Relative strength or price relative charts provide an idea of which
sectors will lead and lag over the next few weeks and months. These are
formed by dividing the Sector Index by the Wilshire 5000 or another broad
market index. These particular four sectors are positioned according
to the place in an economic expansion in which they perform best. Techs
and Transports are supposed to perform best during the early expansion
phase, while Basic Materials and Energy perform best in the late expansion
phase.
Sector performance suggests that we are in the late phase of an economic
expansion. Techs are starting to weaken as the price relative broke below
its trendline and Transports have totally fallen apart. The two standout
performers are Energy and Basic Materials. Relative to the Wilshire 5000,
the Energy SPDR (XLE) broke above resistance in December and continues
to forge new highs. The price relative for the Basic Materials SPDR
(XLB) fell earlier this year, but bounced in February and remains in an
uptrend.
When the monthly PMO (Price Momentum Oscillator) reaches a range extreme and changes direction, it is a pretty good indication that the long-term trend is changing. PMO direction changes in the middle of the range can often just be "noise", but, when the PMO has a long, sustained move in one direction and changes direction at an extreme overbought or oversold level, it demands our attention.

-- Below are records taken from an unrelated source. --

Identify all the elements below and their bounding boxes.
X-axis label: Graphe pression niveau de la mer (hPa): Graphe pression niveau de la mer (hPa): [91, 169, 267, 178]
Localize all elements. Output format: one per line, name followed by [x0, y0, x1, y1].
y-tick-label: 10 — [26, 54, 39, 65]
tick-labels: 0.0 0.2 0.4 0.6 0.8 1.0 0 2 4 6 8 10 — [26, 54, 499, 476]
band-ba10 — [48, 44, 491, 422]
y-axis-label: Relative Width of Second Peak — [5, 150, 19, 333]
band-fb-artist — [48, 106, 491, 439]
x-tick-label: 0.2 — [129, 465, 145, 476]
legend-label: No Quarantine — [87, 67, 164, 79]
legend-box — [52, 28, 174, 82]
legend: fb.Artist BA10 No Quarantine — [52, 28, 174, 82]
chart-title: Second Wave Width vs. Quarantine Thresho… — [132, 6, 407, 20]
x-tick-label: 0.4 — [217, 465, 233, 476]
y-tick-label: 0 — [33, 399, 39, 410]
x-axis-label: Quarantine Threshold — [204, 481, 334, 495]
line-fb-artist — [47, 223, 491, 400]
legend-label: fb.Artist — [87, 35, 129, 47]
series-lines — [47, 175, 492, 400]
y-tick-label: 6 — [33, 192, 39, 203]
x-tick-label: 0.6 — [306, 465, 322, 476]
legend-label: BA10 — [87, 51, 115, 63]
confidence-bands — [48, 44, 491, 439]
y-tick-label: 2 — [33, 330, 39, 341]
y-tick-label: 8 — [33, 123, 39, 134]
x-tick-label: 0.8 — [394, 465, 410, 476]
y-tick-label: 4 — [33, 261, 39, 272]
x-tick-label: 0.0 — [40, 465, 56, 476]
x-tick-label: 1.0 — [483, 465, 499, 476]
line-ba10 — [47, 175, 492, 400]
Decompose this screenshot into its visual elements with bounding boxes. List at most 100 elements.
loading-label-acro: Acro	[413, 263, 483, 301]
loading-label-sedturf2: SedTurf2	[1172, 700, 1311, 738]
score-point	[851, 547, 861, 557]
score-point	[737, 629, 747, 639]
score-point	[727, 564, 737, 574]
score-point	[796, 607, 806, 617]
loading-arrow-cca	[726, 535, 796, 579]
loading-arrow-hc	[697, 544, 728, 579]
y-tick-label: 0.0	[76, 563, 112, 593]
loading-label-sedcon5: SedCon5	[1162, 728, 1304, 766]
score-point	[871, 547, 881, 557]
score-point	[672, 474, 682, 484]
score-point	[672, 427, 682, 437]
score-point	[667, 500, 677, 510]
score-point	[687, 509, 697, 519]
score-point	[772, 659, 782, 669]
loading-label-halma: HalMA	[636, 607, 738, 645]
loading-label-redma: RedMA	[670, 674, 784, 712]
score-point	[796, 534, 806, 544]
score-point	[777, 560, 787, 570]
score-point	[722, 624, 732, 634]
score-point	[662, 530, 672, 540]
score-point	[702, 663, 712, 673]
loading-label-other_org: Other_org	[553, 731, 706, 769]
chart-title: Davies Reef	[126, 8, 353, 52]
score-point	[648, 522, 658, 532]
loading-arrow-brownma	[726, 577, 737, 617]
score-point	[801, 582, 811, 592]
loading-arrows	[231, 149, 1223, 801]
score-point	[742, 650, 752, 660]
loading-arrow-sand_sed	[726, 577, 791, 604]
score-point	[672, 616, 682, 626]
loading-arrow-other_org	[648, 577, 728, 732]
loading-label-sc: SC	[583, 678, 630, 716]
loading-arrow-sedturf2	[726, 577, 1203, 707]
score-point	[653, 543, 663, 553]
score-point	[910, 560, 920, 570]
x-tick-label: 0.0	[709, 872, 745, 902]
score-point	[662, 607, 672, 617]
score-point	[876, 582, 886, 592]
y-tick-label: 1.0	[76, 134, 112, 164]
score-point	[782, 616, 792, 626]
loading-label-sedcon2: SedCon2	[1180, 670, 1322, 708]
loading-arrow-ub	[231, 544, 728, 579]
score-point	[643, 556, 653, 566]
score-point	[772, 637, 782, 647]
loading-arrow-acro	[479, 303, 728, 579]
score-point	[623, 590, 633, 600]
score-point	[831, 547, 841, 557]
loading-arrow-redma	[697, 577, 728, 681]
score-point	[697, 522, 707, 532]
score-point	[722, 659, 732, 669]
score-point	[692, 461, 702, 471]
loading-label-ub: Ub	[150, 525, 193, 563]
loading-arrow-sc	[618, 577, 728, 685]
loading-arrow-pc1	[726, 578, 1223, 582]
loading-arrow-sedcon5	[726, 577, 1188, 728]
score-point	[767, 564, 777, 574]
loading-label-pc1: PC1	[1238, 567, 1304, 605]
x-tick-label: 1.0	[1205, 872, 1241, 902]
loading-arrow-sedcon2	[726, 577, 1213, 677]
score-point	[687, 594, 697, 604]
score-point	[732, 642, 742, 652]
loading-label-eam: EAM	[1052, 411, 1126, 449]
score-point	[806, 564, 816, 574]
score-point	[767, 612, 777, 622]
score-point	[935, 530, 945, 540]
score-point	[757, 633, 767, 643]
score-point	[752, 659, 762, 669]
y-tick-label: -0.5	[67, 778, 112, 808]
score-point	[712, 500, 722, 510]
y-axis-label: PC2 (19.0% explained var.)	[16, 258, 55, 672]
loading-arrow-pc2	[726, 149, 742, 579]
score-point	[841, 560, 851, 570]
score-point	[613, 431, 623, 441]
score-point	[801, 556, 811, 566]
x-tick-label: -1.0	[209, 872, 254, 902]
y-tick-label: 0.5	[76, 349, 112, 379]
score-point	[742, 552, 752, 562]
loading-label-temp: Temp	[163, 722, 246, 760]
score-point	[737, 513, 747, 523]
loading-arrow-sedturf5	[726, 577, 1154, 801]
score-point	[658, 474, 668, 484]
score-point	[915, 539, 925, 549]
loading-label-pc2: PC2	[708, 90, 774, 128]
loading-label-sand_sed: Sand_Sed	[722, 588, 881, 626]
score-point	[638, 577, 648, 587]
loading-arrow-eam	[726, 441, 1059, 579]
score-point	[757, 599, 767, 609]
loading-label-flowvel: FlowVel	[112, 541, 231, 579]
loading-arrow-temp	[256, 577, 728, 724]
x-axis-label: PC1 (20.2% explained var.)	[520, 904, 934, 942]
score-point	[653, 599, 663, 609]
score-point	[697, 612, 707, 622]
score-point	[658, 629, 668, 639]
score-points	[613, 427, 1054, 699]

Such is the case now. The monthly PMO has been moving up for nearly three years, and it turned down this week. The PMO direction change is not official until the end of March , and, if gold rebounds from this correction, the PMO could still be rising as of the close on March 31. However, the situation is critical. Price has failed to hold above the long-term resistance around 415, but it remains above the the most accelerated rising trend line. If that support fails, chances are that gold will enter a correction lasting at least several months.
The stock market environment over the past six weeks has been fraught
with a good deal of rotation out of specific indices such as the Dow
and Nasdaq and into the S&P 400 midcaps and S&P 600 small caps.
And it is precisely this rotation effect that we believe is developing
in the weeks and months ahead between the Consumer Discretionary shares
(XLY) and Consumer Staples shares (XLP).
In essence, the relationship between these two is a "signal" into
investor confidence regarding spending patterns - a high ratio such as
at 1.40 or above current levels mind you - indicates a belief stronger
spending patterns are going to continue. However, we believe that given
debt the incremental stimulus amount is likely to fall in the future
means a "reversion" towards the mean will develop. Our target
for this is the longer-term 200-week moving average which implies the
recent decline off the highs is part and parcel of the first leg lower.
Hence, we would be buyers of consumer staples and sellers of consumer
discretionary and in some cases becoming outright short of discretionary
shares - in particular several retailers.